Studio album by Davy Jones
- Released: 1987
- Genres: New wave; pop rock; soft rock;
- Producer: Davy Jones

Davy Jones chronology
| Davy Jones Live (1981) | Incredible Revisited (1987) | Live in Tokyo (1999) |

= Incredible Revisited =

Incredible Revisited is the fourth studio album by the English actor and singer Davy Jones, a member of The Monkees.

==Background==
In the mid to late 1980s, The Monkees made a successful comeback. New material entered the charts, and their back catalogue also sold well; as a consequence, Jones decided to produce a new solo album.

==Production==
The tracks on the album, and those featured on later expanded reissues, were recorded between February 1986 and July 1987 at Ardent Studios in Memphis, Tennessee; Globe Studio in Sydney, Australia; Longview Farm in North Brookfield, Massachusetts; Luxury Audio Workshop in Las Vegas, Nevada; and the Record Plant in New York City.

It was produced and arranged under Jones' supervision, and co-produced by Mark Clarke, Joe Hardy, and Robert Merrill. Engineering was by Tim Bomba, Bobby Cohen, Joe Henehan, Lee Watters, and Mark Weisinger.

Besides Jones, musicians on the recording included Mark Clarke, members of The Grass Roots, and members of The Monkees' touring band.

==Album cover==
Incredible's album cover, a parody of a photograph of Jim Morrison, featured a long-haired Jones, pointing to his right at the word "Incredible". Jones' age in the picture suggests it was taken sometime between 1971 and 1986.

==Release and reception==
The album sold poorly, possibly as a result of poor advertising.
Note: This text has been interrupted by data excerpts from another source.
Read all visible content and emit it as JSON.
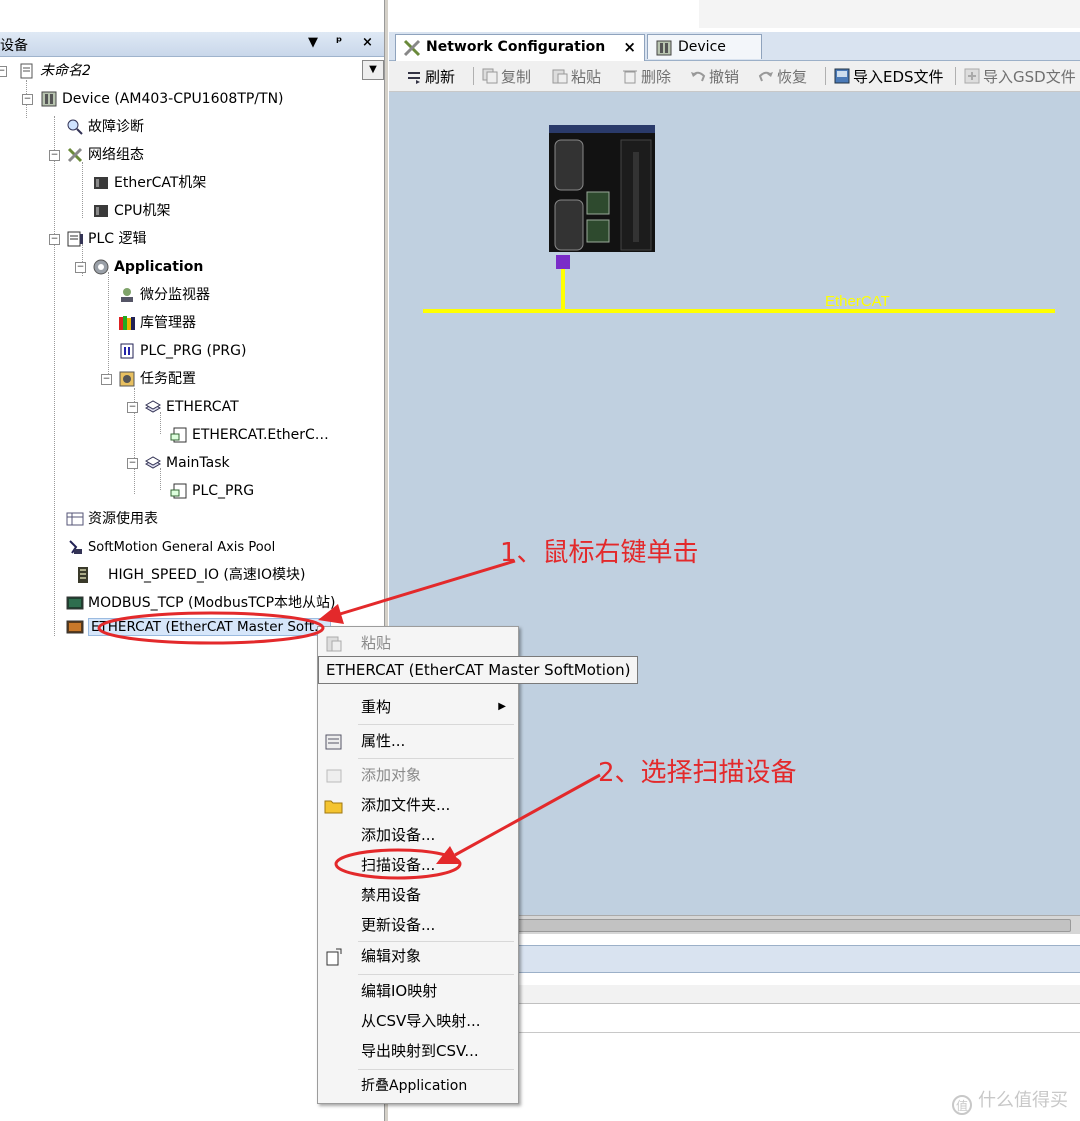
{
  "left_panel": {
    "title": "设备",
    "controls": [
      "▼",
      "ᵖ",
      "×"
    ],
    "dropdown": "▼"
  },
  "tree": [
    {
      "label": "未命名2",
      "icon": "project-icon"
    },
    {
      "label": "Device (AM403-CPU1608TP/TN)",
      "icon": "device-icon"
    },
    {
      "label": "故障诊断",
      "icon": "diagnosis-icon"
    },
    {
      "label": "网络组态",
      "icon": "network-config-icon"
    },
    {
      "label": "EtherCAT机架",
      "icon": "rack-icon"
    },
    {
      "label": "CPU机架",
      "icon": "rack-icon"
    },
    {
      "label": "PLC 逻辑",
      "icon": "plc-logic-icon"
    },
    {
      "label": "Application",
      "icon": "application-gear-icon"
    },
    {
      "label": "微分监视器",
      "icon": "monitor-icon"
    },
    {
      "label": "库管理器",
      "icon": "library-icon"
    },
    {
      "label": "PLC_PRG (PRG)",
      "icon": "program-icon"
    },
    {
      "label": "任务配置",
      "icon": "task-config-icon"
    },
    {
      "label": "ETHERCAT",
      "icon": "task-icon"
    },
    {
      "label": "ETHERCAT.EtherC…",
      "icon": "call-icon"
    },
    {
      "label": "MainTask",
      "icon": "task-icon"
    },
    {
      "label": "PLC_PRG",
      "icon": "call-icon"
    },
    {
      "label": "资源使用表",
      "icon": "table-icon"
    },
    {
      "label": "SoftMotion General Axis Pool",
      "icon": "axis-pool-icon"
    },
    {
      "label": "HIGH_SPEED_IO (高速IO模块)",
      "icon": "io-module-icon"
    },
    {
      "label": "MODBUS_TCP (ModbusTCP本地从站)",
      "icon": "modbus-icon"
    },
    {
      "label": "ETHERCAT (EtherCAT Master Soft…",
      "icon": "ethercat-master-icon"
    }
  ],
  "tabs": [
    {
      "label": "Network Configuration",
      "close": "×"
    },
    {
      "label": "Device"
    }
  ],
  "toolbar": [
    {
      "label": "刷新",
      "icon": "refresh-icon"
    },
    {
      "label": "复制",
      "icon": "copy-icon"
    },
    {
      "label": "粘贴",
      "icon": "paste-icon"
    },
    {
      "label": "删除",
      "icon": "delete-icon"
    },
    {
      "label": "撤销",
      "icon": "undo-icon"
    },
    {
      "label": "恢复",
      "icon": "redo-icon"
    },
    {
      "label": "导入EDS文件",
      "icon": "import-eds-icon"
    },
    {
      "label": "导入GSD文件",
      "icon": "import-gsd-icon"
    }
  ],
  "canvas": {
    "bus_label": "EtherCAT",
    "bus_color": "#ffff00",
    "background": "#c0d0e0"
  },
  "context_menu": {
    "items": [
      {
        "label": "粘贴",
        "disabled": true
      },
      {
        "label": "重构",
        "submenu": "▶"
      },
      {
        "label": "属性..."
      },
      {
        "label": "添加对象",
        "disabled": true
      },
      {
        "label": "添加文件夹..."
      },
      {
        "label": "添加设备..."
      },
      {
        "label": "扫描设备..."
      },
      {
        "label": "禁用设备"
      },
      {
        "label": "更新设备..."
      },
      {
        "label": "编辑对象"
      },
      {
        "label": "编辑IO映射"
      },
      {
        "label": "从CSV导入映射..."
      },
      {
        "label": "导出映射到CSV..."
      },
      {
        "label": "折叠Application"
      }
    ],
    "tooltip": "ETHERCAT (EtherCAT Master SoftMotion)"
  },
  "annotations": {
    "step1": "1、鼠标右键单击",
    "step2": "2、选择扫描设备",
    "color": "#e3292b"
  },
  "watermark": "什么值得买"
}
In an interview, Jones stated that "I just plain didn't care to put that much energy into promoting. Perhaps I should have. I just saw it as something to do for personal enjoyment and for the fans. Lord knows I spent enough money producing it. But the '80s were so busy for us. A lot of good things were set aside. My mind was on performing in 41,000 seat stadiums and having Monkees records all over the Top 40."

==Track listing==
1. "Look Inside Yourself" 03:11
2. "Make the Woman Love Me" 04:34
3. "You're Only Dreaming" 03:14
4. "Black and White" 03:24
5. "Valleri (Incredible Version)" 02:27
6. "After Your Heart" 03:34 (re-recording of the 1981 version)
7. "Don't Go" 03:06
8. "Incredible" 03:58
9. "I'll Love You Forever" 03:47
10. "Hippy Hippy Shake" 02:01
11. "She Believes" 03:40
12. "Hanging by a Thread" 03:47
13. "Don't Go (Single Mix)" 03:11 *
14. "Manchester Boy (1986 Ukulele Version)" 02:16 *
15. "She Believes (Alternate Mix)" 03:46 *
16. "Don't Go (Alternate Mix)" 03:11 *

(* indicates bonus track on Bandcamp version)
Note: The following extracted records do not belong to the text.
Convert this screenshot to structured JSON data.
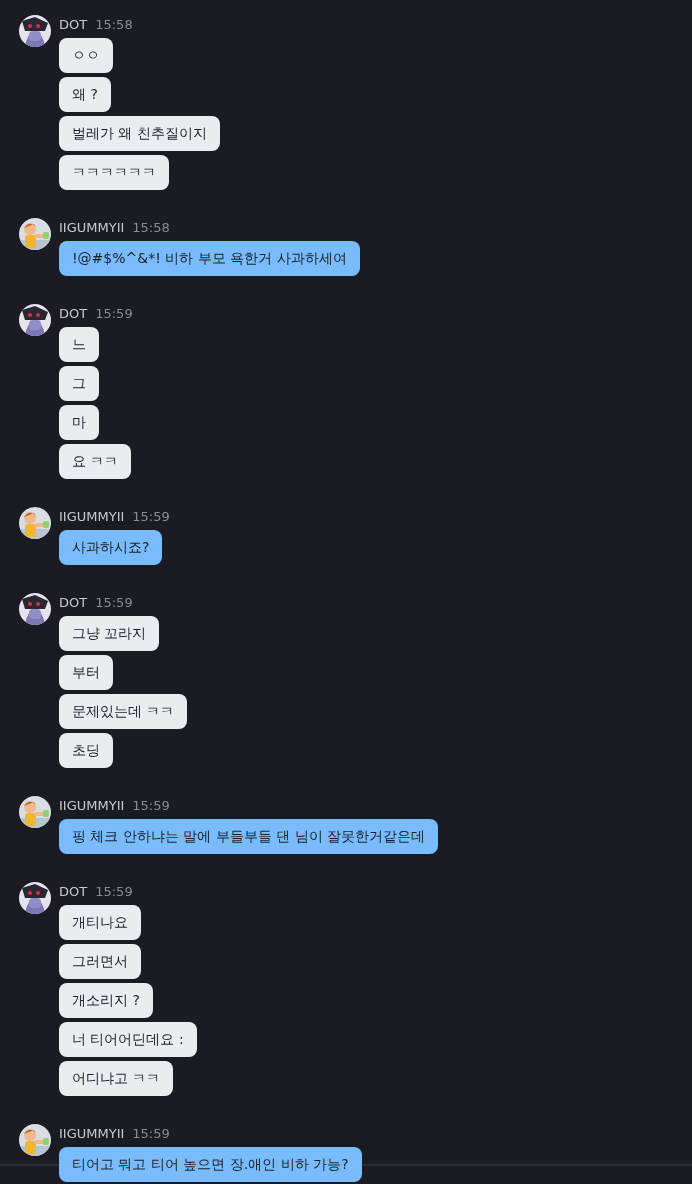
{
  "messages": [
    {
      "kind": "other",
      "author": "DOT",
      "time": "15:58",
      "lines": [
        "ㅇㅇ",
        "왜 ?",
        "벌레가 왜 친추질이지",
        "ㅋㅋㅋㅋㅋㅋ"
      ]
    },
    {
      "kind": "self",
      "author": "IIGUMMYII",
      "time": "15:58",
      "lines": [
        "!@#$%^&*! 비하 부모 욕한거 사과하세여"
      ]
    },
    {
      "kind": "other",
      "author": "DOT",
      "time": "15:59",
      "lines": [
        "느",
        "그",
        "마",
        "요 ㅋㅋ"
      ]
    },
    {
      "kind": "self",
      "author": "IIGUMMYII",
      "time": "15:59",
      "lines": [
        "사과하시죠?"
      ]
    },
    {
      "kind": "other",
      "author": "DOT",
      "time": "15:59",
      "lines": [
        "그냥 꼬라지",
        "부터",
        "문제있는데 ㅋㅋ",
        "초딩"
      ]
    },
    {
      "kind": "self",
      "author": "IIGUMMYII",
      "time": "15:59",
      "lines": [
        "핑 체크 안하냐는 말에 부들부들 댄 님이 잘못한거같은데"
      ]
    },
    {
      "kind": "other",
      "author": "DOT",
      "time": "15:59",
      "lines": [
        "개티나요",
        "그러면서",
        "개소리지 ?",
        "너 티어어딘데요 :",
        "어디냐고 ㅋㅋ"
      ]
    },
    {
      "kind": "self",
      "author": "IIGUMMYII",
      "time": "15:59",
      "lines": [
        "티어고 뭐고 티어 높으면 장.애인 비하 가능?"
      ]
    }
  ]
}
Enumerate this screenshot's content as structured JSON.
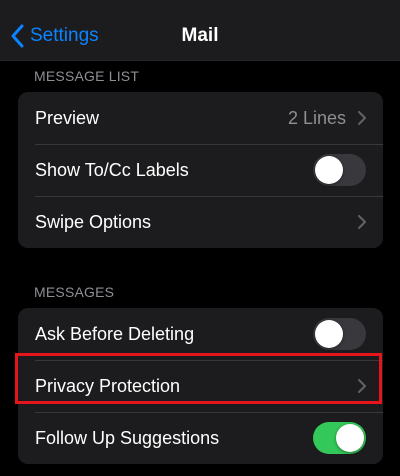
{
  "nav": {
    "back_label": "Settings",
    "title": "Mail"
  },
  "sections": [
    {
      "header": "MESSAGE LIST",
      "rows": [
        {
          "label": "Preview",
          "value": "2 Lines",
          "accessory": "chevron"
        },
        {
          "label": "Show To/Cc Labels",
          "accessory": "toggle",
          "toggle_on": false
        },
        {
          "label": "Swipe Options",
          "accessory": "chevron"
        }
      ]
    },
    {
      "header": "MESSAGES",
      "rows": [
        {
          "label": "Ask Before Deleting",
          "accessory": "toggle",
          "toggle_on": false
        },
        {
          "label": "Privacy Protection",
          "accessory": "chevron",
          "highlighted": true
        },
        {
          "label": "Follow Up Suggestions",
          "accessory": "toggle",
          "toggle_on": true
        }
      ]
    }
  ],
  "colors": {
    "accent": "#0a84ff",
    "toggle_on": "#34c759",
    "highlight_border": "#e6141b"
  },
  "icons": {
    "back": "chevron-left-icon",
    "disclosure": "chevron-right-icon"
  }
}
==Original release and reissues==
Four singles were released from Incredible Revisited:
1. "I'll Love You Forever" (originally issued in 1984)
2. "Valleri (Re-recorded 1986)
3. "After Your Heart" (1986)
4. "Don't Go" (1986)

Three of these four singles have been reissued: "I'll Love You Forever" was reissued in 1986, "After Your Heart" was reissued in 1987, and "Don't Go" was reissued in 1989.

In total, Incredible Revisited was released four times under three different titles: Incredible Revisited, Incredible, and Incredible Too!, which had an alternate track list.

Due to poor initial sales, original copies became difficult to find; however in 2010, the album was released on Jones' Bandcamp site.